Si je ne dis pas de bêtise, il y a une étude qui montre que dans la politique, les gens beaux ont tendance à susciter davantage d’intérêt que les autres. On a ça en nous d’avoir une attirance pour les physiques dits « attrayants ». Donc moi je ne me formalise pas. Je trouve ça agréable, parce qu’un jour je serai et vieux et moche. Et ce qui me plait aussi, c’est de montrer que l’écrivain vieux et mourant, c’est un cliché. La littérature c’est branché, c’est jeune. Il faut arriver à ramener ceux qui n’étaient pas encore au courant que la littérature, c’est jeune et cool, ici. Je pense que la littérature a beaucoup à gagner en soignant justement son image, l’image de ses auteurs. Il faut être avenant, à l’écoute des gens, et occuper le terrain.
Régulièrement, Madmoizelle organise des ateliers d’écriture avec des autrices en herbe. On les met en relation avec des autrices confirmées. Au début de la séance, il y a une masterclass, et la question qui revient à chaque fois, c’est : comment est-ce qu’on termine un roman ? On a tous une bonne idée de roman, on a tous une fin. Mais comment est-ce qu’on tient sur la longueur ?
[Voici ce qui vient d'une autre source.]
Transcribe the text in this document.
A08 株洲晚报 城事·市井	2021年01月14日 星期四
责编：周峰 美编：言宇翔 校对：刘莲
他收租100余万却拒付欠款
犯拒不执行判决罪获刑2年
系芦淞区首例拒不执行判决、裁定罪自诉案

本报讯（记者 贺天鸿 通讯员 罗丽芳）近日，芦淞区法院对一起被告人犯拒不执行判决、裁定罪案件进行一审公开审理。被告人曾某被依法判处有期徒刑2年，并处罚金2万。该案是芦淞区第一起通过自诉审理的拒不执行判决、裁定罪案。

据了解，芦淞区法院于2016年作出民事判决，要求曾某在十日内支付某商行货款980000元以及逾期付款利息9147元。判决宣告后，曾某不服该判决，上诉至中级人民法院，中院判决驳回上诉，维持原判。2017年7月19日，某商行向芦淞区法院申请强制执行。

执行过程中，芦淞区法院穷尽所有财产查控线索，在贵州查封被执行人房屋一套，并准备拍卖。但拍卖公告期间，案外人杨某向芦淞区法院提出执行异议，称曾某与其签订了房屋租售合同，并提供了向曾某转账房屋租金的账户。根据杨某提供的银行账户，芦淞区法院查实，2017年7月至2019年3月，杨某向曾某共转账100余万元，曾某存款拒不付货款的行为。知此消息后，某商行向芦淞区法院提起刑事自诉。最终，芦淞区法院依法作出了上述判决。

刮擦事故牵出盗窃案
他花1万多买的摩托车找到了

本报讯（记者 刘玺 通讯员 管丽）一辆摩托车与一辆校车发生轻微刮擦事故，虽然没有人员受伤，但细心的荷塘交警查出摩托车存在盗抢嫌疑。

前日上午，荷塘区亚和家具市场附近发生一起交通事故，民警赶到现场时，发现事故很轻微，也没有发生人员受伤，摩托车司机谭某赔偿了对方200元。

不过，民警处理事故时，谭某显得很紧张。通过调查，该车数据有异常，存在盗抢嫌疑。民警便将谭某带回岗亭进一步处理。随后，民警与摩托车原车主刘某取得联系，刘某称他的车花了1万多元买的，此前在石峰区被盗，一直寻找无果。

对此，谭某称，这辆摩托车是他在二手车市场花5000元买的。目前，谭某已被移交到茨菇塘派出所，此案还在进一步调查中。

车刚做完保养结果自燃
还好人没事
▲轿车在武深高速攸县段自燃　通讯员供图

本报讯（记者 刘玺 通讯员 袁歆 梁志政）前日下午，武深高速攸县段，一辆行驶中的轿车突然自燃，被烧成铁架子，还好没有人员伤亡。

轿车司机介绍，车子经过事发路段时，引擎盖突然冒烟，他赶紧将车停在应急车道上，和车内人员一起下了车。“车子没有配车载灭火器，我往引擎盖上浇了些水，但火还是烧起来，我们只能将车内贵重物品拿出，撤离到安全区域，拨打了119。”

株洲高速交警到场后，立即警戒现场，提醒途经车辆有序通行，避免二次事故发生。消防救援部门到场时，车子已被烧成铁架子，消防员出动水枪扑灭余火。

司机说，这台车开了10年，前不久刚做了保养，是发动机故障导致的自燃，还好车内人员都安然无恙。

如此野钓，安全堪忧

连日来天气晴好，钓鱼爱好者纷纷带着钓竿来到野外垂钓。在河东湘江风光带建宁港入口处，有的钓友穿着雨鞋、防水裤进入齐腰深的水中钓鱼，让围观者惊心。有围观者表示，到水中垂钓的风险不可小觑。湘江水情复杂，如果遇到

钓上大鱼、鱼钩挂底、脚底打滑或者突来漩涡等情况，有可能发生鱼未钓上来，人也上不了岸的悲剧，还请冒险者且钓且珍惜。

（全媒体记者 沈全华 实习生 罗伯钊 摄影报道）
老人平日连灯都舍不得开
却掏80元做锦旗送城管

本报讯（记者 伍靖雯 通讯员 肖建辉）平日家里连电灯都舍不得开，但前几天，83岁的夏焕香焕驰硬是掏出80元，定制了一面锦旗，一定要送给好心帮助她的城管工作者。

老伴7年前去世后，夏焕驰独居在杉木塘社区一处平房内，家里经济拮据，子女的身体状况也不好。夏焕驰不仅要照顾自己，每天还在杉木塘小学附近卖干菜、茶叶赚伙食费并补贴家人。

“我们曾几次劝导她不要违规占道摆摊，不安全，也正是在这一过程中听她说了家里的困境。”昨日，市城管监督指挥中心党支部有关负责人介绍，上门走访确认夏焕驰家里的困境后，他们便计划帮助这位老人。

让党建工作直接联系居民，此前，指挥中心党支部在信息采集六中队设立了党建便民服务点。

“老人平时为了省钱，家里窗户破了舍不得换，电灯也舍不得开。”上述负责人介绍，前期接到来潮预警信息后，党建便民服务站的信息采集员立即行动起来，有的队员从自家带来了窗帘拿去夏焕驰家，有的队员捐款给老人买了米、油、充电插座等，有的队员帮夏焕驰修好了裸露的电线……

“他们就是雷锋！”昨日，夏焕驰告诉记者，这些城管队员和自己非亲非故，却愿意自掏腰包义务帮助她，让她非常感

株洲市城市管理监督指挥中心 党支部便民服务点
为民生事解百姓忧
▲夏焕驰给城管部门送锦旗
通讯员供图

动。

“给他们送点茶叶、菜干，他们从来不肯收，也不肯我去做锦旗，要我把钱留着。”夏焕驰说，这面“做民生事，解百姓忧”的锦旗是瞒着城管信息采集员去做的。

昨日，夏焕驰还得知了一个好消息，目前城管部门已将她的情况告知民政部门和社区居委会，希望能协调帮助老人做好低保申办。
Il n’y a pas de secret : il faut du travail. Souvent je demande, sans jugement de valeur, aux gens qui me posent directement cette question : « Est-ce que vous avez vraiment envie de consacrer au sacrifice d’un livre qui demande un travail colossal ? » L’écriture n’est pas magique. Parfois, mais c’est très rare, on sait où on va et on écrit des morceaux de roman d’une traite. Mais le reste du temps, c’est vraiment du travail à la pioche. Il faut travailler millimètre par millimètre, et parfois on pioche dans le mauvais sens. Et pour moi le moteur, c’est le plaisir. Si ce travail là est un moment de découragement permanent, c’est que ça ne vaut pas la peine. En revanche si l’on prend du plaisir — parce que l’on peut prendre du plaisir dans la difficulté — c’est bon signe. C’est comme la course à pied. Au début c’est dur. On court 5 minutes, puis 10 minutes, puis 20 minutes, etc. Assez vite on se rend compte qu’on arrive à passer l’étape. Assez vite, on tient parce qu’on avance. Et cette difficulté, elle est agréable parce qu’on se rend compte qu’on construit un truc pour soi. Le plaisir, c’est la clé d’un roman qui va se faire, car on aura envie de retourner à sa propre œuvre.